## Import libraries

In [1]:
import numpy as np
import scipy
import tqdm

## Data

In [None]:
example = np.load('lab1_example.npz', allow_pickle=True)['example'].item()

dict_keys(['samples', 'samplingrate', 'frames', 'preemph', 'windowed', 'spec', 'mspec', 'mfcc', 'lmfcc'])

* **samples**: speech samples for one utterance
* **samplingrate**: sampling rate
* **frames**: speech samples organized in overlapping frames
* **preemph**: pre-emphasized speech samples
* **windowed**: hamming windowed speech samples
* **spec**: squared absolute value of Fast Fourier Transform
* **mspec**: natural log of spec multiplied by Mel filterbank
* **mfcc**: Mel Frequency Cepstrum Coefficients
* **lmfcc**: Liftered Mel Frequency Cepstrum Coefficients

The files contain the spoken utterances of isolated digits (2 instances each).
The digits are "oh", "one", "two", "three", "four", "five", "six", "seven", "eight", "nine".

In [None]:
data = np.load('lab1_data.npz', allow_pickle=True)['data']

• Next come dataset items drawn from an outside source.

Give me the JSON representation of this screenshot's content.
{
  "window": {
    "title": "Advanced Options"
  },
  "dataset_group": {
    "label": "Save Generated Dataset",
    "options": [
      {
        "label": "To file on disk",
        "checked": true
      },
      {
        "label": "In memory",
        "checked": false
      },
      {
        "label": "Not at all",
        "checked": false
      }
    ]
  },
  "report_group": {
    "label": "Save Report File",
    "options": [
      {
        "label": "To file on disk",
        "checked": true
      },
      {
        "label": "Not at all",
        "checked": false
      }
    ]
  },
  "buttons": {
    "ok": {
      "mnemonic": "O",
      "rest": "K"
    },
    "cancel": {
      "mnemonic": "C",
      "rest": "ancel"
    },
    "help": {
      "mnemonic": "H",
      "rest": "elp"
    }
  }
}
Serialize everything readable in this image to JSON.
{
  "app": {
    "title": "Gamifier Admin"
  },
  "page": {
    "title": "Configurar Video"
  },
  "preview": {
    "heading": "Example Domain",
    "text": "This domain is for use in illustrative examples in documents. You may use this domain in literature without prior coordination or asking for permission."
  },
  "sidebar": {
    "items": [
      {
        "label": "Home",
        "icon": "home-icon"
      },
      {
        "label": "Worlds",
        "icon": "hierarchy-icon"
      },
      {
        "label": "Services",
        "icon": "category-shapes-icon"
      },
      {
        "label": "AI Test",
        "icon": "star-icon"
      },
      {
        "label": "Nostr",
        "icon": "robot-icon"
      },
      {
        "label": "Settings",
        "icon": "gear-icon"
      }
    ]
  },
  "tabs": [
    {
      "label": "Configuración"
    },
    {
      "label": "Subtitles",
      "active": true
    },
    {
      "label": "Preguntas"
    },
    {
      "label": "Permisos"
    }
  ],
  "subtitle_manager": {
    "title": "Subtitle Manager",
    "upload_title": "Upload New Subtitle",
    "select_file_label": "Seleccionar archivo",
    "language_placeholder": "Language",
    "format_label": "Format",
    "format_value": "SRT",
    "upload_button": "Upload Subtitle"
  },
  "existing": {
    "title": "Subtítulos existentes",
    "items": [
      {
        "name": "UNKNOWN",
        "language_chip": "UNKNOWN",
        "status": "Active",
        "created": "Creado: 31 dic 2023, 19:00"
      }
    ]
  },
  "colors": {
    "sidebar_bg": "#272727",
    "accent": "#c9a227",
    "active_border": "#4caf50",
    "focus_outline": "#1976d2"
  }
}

* **filename**: filename of the wave file in the database
* **samplingrate**: sampling rate of the speech signal (20kHz in all examples)
* **gender**: gender of the speaker for the current utterance (man, woman)
* **speaker**: speaker ID for the current utterance (ae, ac)
* **digit**: digit contained in the current utterance (o, z, 1, ..., 9)
* **repetition**: whether this was the first (a) or second (b) repetition
* **samples**: array of speech samples

## Mel Frequency Cepstrum Coefficients step-by-step

### 4.1 Enframe

Implement the `enframe` function in lab1_proto.py.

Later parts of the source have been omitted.